An excellent keynote speech on the second day of Mobile World Congress by Eric Schmidt is now up on YouTube. Below an interpretation what this all means for the development of Augmented Media and a few notes I took which may help you as a viewing guide.

In general, Schmidt didn’t refer too much to our area of interest which is all about Augmented Media in a mobile setting. Nevertheless his keynote is very relevant for the mobile future.

It is all about ubiquity and better performance at the tech side, and openness and willingness to cooperate at the governmental side and regulatory side.

As a matter of fact, performance will double roughly every year and half, a fairly autonomous process according to Moore’s law – this is where the Google engineers are working on to make it happen, especially where it concerns improvements which will be visible to end users.

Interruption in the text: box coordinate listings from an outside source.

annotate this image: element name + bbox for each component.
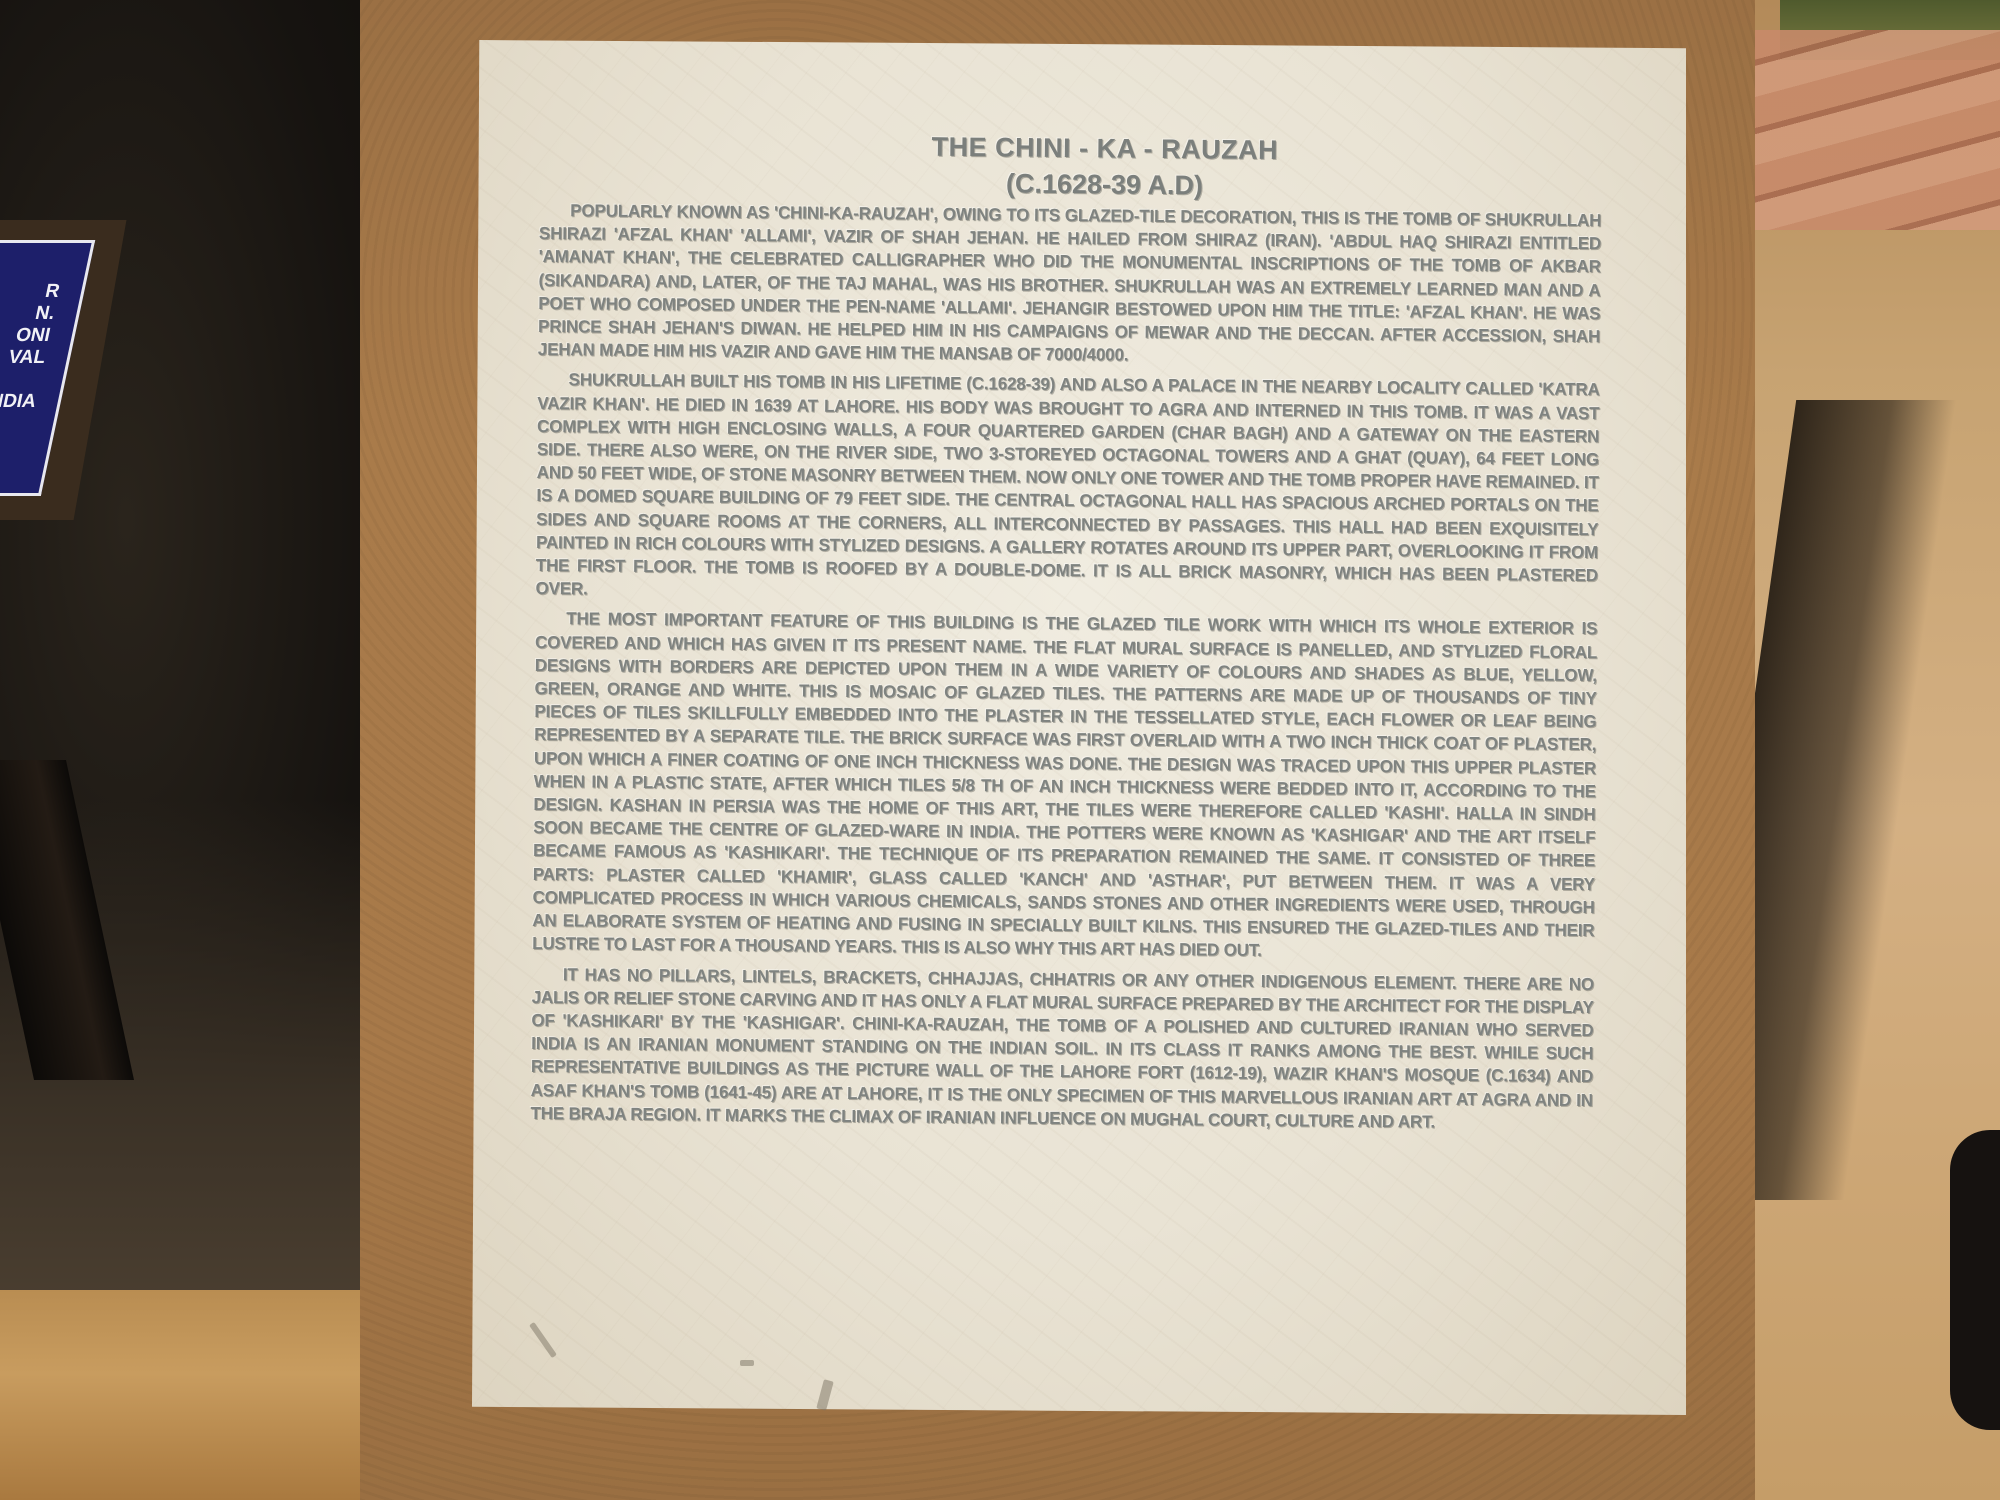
side-sign-line: N. [0,303,79,325]
plaque-paragraph: THE MOST IMPORTANT FEATURE OF THIS BUILD… [532,607,1597,965]
photographer-shadow [1950,1130,2000,1430]
side-sign-line [0,369,65,391]
sandstone-ledge [0,1290,420,1500]
plaque-paragraph: IT HAS NO PILLARS, LINTELS, BRACKETS, CH… [530,962,1594,1135]
stain-mark [740,1360,754,1366]
plaque-inscription: THE CHINI - KA - RAUZAH (C.1628-39 A.D) … [530,125,1600,1142]
brick-rubble [1750,30,2000,230]
plaque-paragraph: POPULARLY KNOWN AS 'CHINI-KA-RAUZAH', OW… [538,199,1602,372]
side-sign-line: INDIA [0,391,60,413]
plaque-paragraph: SHUKRULLAH BUILT HIS TOMB IN HIS LIFETIM… [535,368,1599,610]
side-sign-line: ONI [0,325,74,347]
side-sign-line: VAL [0,347,69,369]
side-sign-line: R [0,281,83,303]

For Augmented Reality applications this means that we will see the more than welcome improvement in responsiveness and accuracy. A sneak preview exists today: the continuous scanning mode in Google Goggles is in fact a sandbox application of Point and Know, a strong viual approach to search and discovery which will dramatically change the way we will interact with our environment in the future.

Imagine what real-time visual discovery can mean for illiterate people for instance, or to enable the so often cited “Terminator View” to overlay products and locations with background information. New Input/Ouput devices will definitely accelerate this development further (apparently it was too early for an official announcement of the highly anticipated Google Glasses right now).

With all this in mind it is really important to see that Google takes responsibility to make this kind of mobile distributed computing power really universally accessible and conquer the digital divide by working on other means of distributed connectivity besides our traditional cellular networks (using peer-to-peer, mesh networks for example).

Eric shortly mentions connected sensors but doesn’t go in much detail. In fact this very interesting area is slightly under exposed on the whole MWC event this year. We will write a separate post on this subject later.

For those of us who continually pay attention to the mobile developments Eric Schmidt’s talk does not reveal very new insights, rather confirms a very consistent and directed vision of Google how the connected future will look. Not surprisingly this is very much dominated by bringing the results of all this computing and technology as close to the end user as possible, by going mobile. And the best part is that all of this computing power will become invisible in the process, just like the electricity power grid is an invisible resource, a given which empowers us to focus on our real needs. Very well said, and something to be proud of as a front-runner to make this happen for Augmented Media.